Implications for providers
By expanding this characterization of health literacy beyond reading and writing skills, researchers have helped us appreciate the many ways health and literacy are practiced, understood, and navigated in peoples’ everyday lives.
But we do not want to romanticize these away from the very real structural factors that limit access–and maintain inequality.
And we want to keep in mind the fact that some of this limiting happens through language itself.
Here are some implications for everyday practice:
- Here are 11 tips based on this view of health literacy.
- Start where your patients are, with what they are already reading, writing, and doing to be healthy.
- Reflect on your own professional language use.
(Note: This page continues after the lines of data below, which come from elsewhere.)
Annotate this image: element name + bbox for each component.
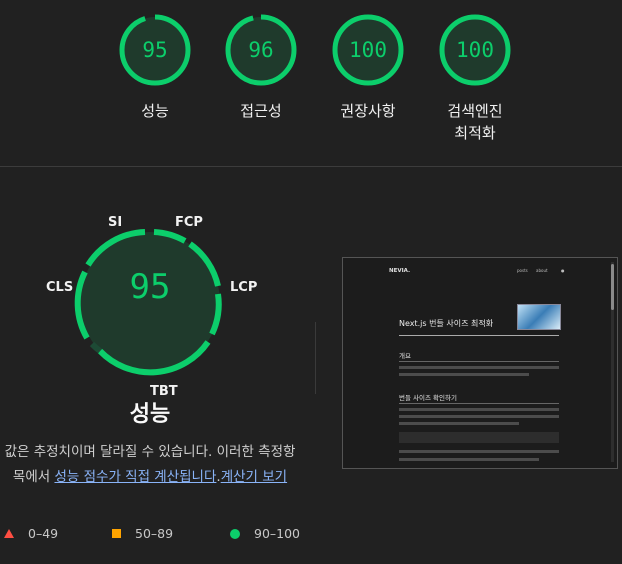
gauge-score: 96 <box>248 38 274 62</box>
gauge-accessibility[interactable]: 96 접근성 <box>221 12 301 122</box>
vertical-divider <box>315 322 316 394</box>
pass-circle-icon <box>230 528 240 539</box>
metric-label-cls: CLS <box>46 280 74 295</box>
screenshot-theme-dot-icon: ● <box>561 268 565 273</box>
screenshot-hero-image <box>517 304 561 330</box>
screenshot-brand: NEVIA. <box>389 268 411 274</box>
average-square-icon <box>112 529 121 538</box>
screenshot-rule <box>399 361 559 362</box>
gauge-label: 접근성 <box>240 102 282 120</box>
calculator-link[interactable]: 계산기 보기 <box>221 469 287 485</box>
screenshot-nav-about: about <box>536 268 548 273</box>
screenshot-text-line <box>399 415 559 418</box>
screenshot-text-line <box>399 450 559 453</box>
screenshot-nav-posts: posts <box>517 268 528 273</box>
performance-description: 값은 추정치이며 달라질 수 있습니다. 이러한 측정항목에서 성능 점수가 직… <box>0 440 300 490</box>
gauge-performance[interactable]: 95 성능 <box>115 12 195 122</box>
screenshot-rule <box>399 403 559 404</box>
gauge-seo[interactable]: 100 검색엔진 최적화 <box>435 12 515 144</box>
category-summary: 95 성능 96 접근성 100 권장사항 100 검색엔진 최적화 <box>0 0 622 165</box>
gauge-score: 100 <box>349 38 387 62</box>
section-divider <box>0 166 622 167</box>
screenshot-scrollbar-thumb[interactable] <box>611 264 614 310</box>
gauge-best-practices[interactable]: 100 권장사항 <box>328 12 408 122</box>
legend-fail-range: 0–49 <box>28 526 59 541</box>
gauge-label: 성능 <box>141 102 169 120</box>
screenshot-text-line <box>399 373 529 376</box>
gauge-label: 권장사항 <box>340 102 396 120</box>
screenshot-text-line <box>399 366 559 369</box>
metric-label-si: SI <box>108 215 123 230</box>
gauge-label: 검색엔진 최적화 <box>447 102 503 142</box>
screenshot-section-2: 번들 사이즈 확인하기 <box>399 394 457 402</box>
screenshot-code-block <box>399 432 559 443</box>
fail-triangle-icon <box>4 529 14 538</box>
performance-title: 성능 <box>129 402 171 427</box>
screenshot-title: Next.js 번들 사이즈 최적화 <box>399 319 494 328</box>
screenshot-text-line <box>399 408 559 411</box>
legend-pass: 90–100 <box>230 526 300 541</box>
legend-fail: 0–49 <box>4 526 58 541</box>
screenshot-text-line <box>399 422 519 425</box>
gauge-score: 95 <box>142 38 168 62</box>
screenshot-text-line <box>399 458 539 461</box>
screenshot-section-1: 개요 <box>399 352 411 360</box>
score-calculation-link[interactable]: 성능 점수가 직접 계산됩니다 <box>54 469 216 485</box>
metric-label-lcp: LCP <box>230 280 258 295</box>
metric-label-fcp: FCP <box>175 215 203 230</box>
legend-pass-range: 90–100 <box>254 526 301 541</box>
screenshot-title-underline <box>399 335 559 336</box>
gauge-score: 100 <box>456 38 494 62</box>
page-screenshot-thumbnail[interactable]: NEVIA. posts about ● Next.js 번들 사이즈 최적화 … <box>342 257 618 469</box>
legend-average: 50–89 <box>112 526 173 541</box>
legend-average-range: 50–89 <box>135 526 174 541</box>
performance-score: 95 <box>129 267 171 307</box>
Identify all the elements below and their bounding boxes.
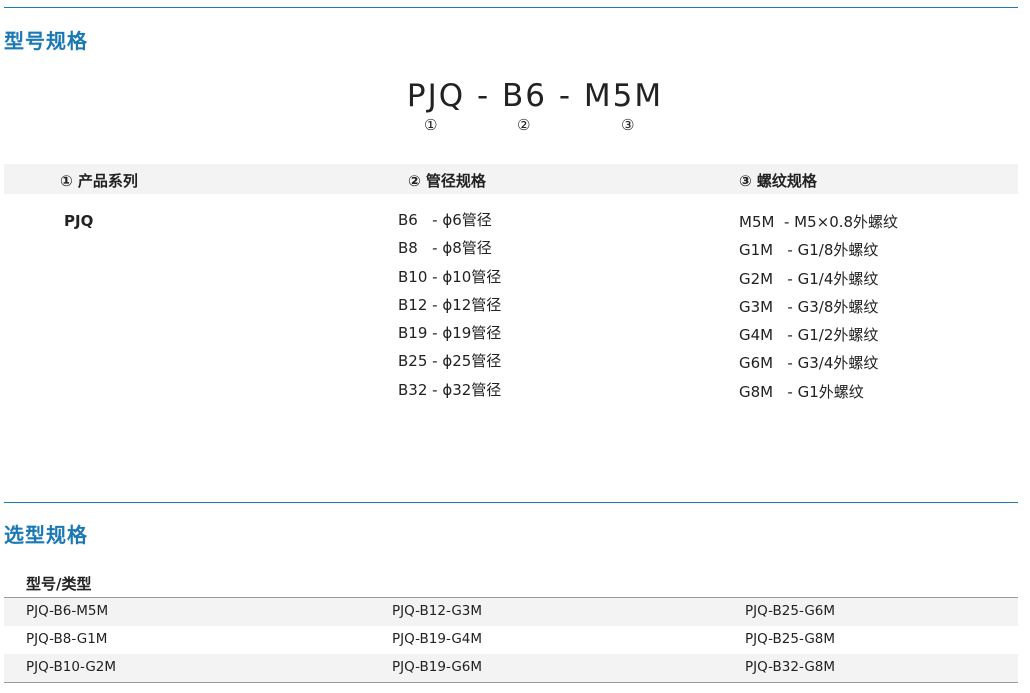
list-item: B32 - ϕ32管径	[398, 380, 502, 399]
table-cell: PJQ-B25-G8M	[745, 631, 836, 647]
thread-spec-list: M5M - M5×0.8外螺纹 G1M - G1/8外螺纹 G2M - G1/4…	[739, 212, 898, 410]
list-item: G6M - G3/4外螺纹	[739, 354, 879, 373]
marker-3: ③	[621, 116, 635, 134]
list-item: B25 - ϕ25管径	[398, 352, 502, 371]
model-code: PJQ - B6 - M5M	[406, 78, 664, 114]
table-row: PJQ-B10-G2M PJQ-B19-G6M PJQ-B32-G8M	[4, 654, 1018, 682]
table-cell: PJQ-B10-G2M	[26, 659, 117, 675]
list-item: B8 - ϕ8管径	[398, 239, 492, 258]
header-thread-spec: ③ 螺纹规格	[739, 172, 817, 190]
table-cell: PJQ-B32-G8M	[745, 659, 836, 675]
marker-2: ②	[517, 116, 531, 134]
list-item: G3M - G3/8外螺纹	[739, 297, 879, 316]
list-item: B19 - ϕ19管径	[398, 324, 502, 343]
header-tube-size: ② 管径规格	[408, 172, 486, 190]
list-item: B6 - ϕ6管径	[398, 211, 492, 229]
section-divider	[4, 502, 1018, 503]
list-item: B12 - ϕ12管径	[398, 295, 502, 314]
table-bottom-rule	[4, 682, 1018, 683]
list-item: G4M - G1/2外螺纹	[739, 326, 879, 345]
list-item: G8M - G1外螺纹	[739, 382, 864, 401]
header-product-series: ① 产品系列	[60, 172, 138, 190]
list-item: B10 - ϕ10管径	[398, 267, 502, 286]
list-item: M5M - M5×0.8外螺纹	[739, 213, 899, 231]
product-series-value: PJQ	[64, 212, 94, 230]
list-item: G1M - G1/8外螺纹	[739, 241, 879, 260]
table-cell: PJQ-B19-G6M	[392, 659, 483, 675]
table-cell: PJQ-B12-G3M	[392, 603, 483, 619]
table-row: PJQ-B8-G1M PJQ-B19-G4M PJQ-B25-G8M	[4, 626, 1018, 654]
spec-header-bar	[4, 164, 1018, 194]
marker-1: ①	[424, 116, 438, 134]
top-divider	[4, 7, 1018, 8]
section-title-model-spec: 型号规格	[4, 29, 88, 53]
table-cell: PJQ-B19-G4M	[392, 631, 483, 647]
table-header-model-type: 型号/类型	[26, 575, 92, 593]
table-cell: PJQ-B6-M5M	[26, 603, 109, 619]
tube-size-list: B6 - ϕ6管径 B8 - ϕ8管径 B10 - ϕ10管径 B12 - ϕ1…	[398, 210, 501, 408]
table-cell: PJQ-B8-G1M	[26, 631, 108, 647]
table-row: PJQ-B6-M5M PJQ-B12-G3M PJQ-B25-G6M	[4, 598, 1018, 626]
table-cell: PJQ-B25-G6M	[745, 603, 836, 619]
section-title-selection: 选型规格	[4, 523, 88, 547]
list-item: G2M - G1/4外螺纹	[739, 269, 879, 288]
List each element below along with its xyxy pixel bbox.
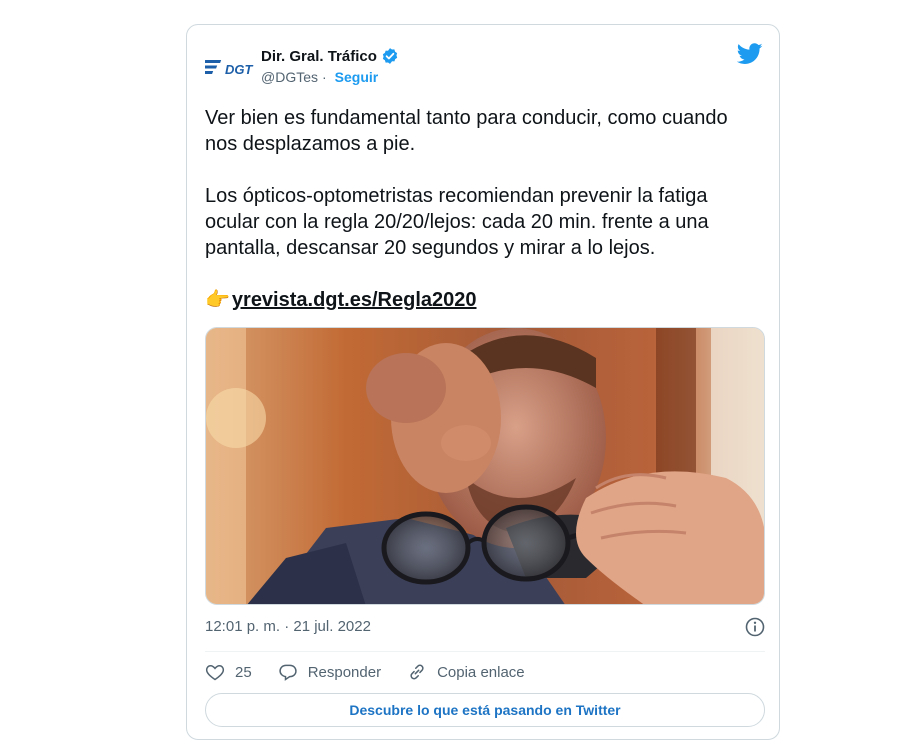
tweet-paragraph-2: Los ópticos-optometristas recomiendan pr…: [205, 185, 709, 259]
copy-link-button[interactable]: Copia enlace: [407, 662, 525, 682]
discover-twitter-button[interactable]: Descubre lo que está pasando en Twitter: [205, 693, 765, 727]
pointing-hand-icon: 👉: [205, 289, 230, 311]
like-button[interactable]: 25: [205, 662, 252, 682]
like-count: 25: [235, 663, 252, 681]
tweet-timestamp[interactable]: 12:01 p. m. · 21 jul. 2022: [205, 618, 371, 635]
reply-bubble-icon: [279, 664, 297, 681]
tweet-card: DGT Dir. Gral. Tráfico @DGTes · Seguir V…: [186, 24, 780, 740]
dgt-logo[interactable]: DGT: [205, 55, 257, 79]
author-handle[interactable]: @DGTes: [261, 69, 318, 85]
reply-label: Responder: [307, 663, 382, 681]
separator-dot: ·: [322, 69, 327, 85]
tweet-link-line: 👉 yrevista.dgt.es/Regla2020: [205, 287, 765, 313]
tweet-link[interactable]: yrevista.dgt.es/Regla2020: [232, 287, 477, 313]
follow-button[interactable]: Seguir: [335, 69, 379, 85]
tweet-header: DGT Dir. Gral. Tráfico @DGTes · Seguir: [205, 43, 763, 87]
timestamp-row: 12:01 p. m. · 21 jul. 2022: [205, 615, 765, 639]
link-icon: [410, 664, 424, 680]
author-name-row: Dir. Gral. Tráfico: [261, 45, 399, 67]
copy-link-label: Copia enlace: [437, 663, 525, 681]
tweet-body: Ver bien es fundamental tanto para condu…: [205, 105, 765, 313]
author-handle-row: @DGTes · Seguir: [261, 69, 378, 85]
heart-icon: [205, 664, 225, 681]
author-display-name[interactable]: Dir. Gral. Tráfico: [261, 48, 377, 65]
photo-man-rubbing-eye-holding-glasses: [206, 328, 764, 604]
twitter-bird-icon[interactable]: [737, 43, 763, 65]
tweet-paragraph-1: Ver bien es fundamental tanto para condu…: [205, 107, 728, 155]
logo-text: DGT: [225, 62, 254, 77]
info-icon[interactable]: [745, 617, 765, 637]
verified-badge-icon: [382, 48, 398, 64]
divider: [205, 651, 765, 652]
tweet-image[interactable]: [205, 327, 765, 605]
tweet-actions: 25 Responder Copia enlace: [205, 659, 765, 685]
reply-button[interactable]: Responder: [278, 662, 381, 682]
If ‘high’ health literacy is even a thing, health care providers have it!
This same view of literacy has been used by practitioners who are interested in researching their own practice. So the tools exist for you to research your language along with your patients’ language (if you’re so inclined, by all means write me).
As the physician quoted in the beginning is aware, health literacy is complex. But tools and resources exist to address this complexity. And you don’t have to be a researcher to use them.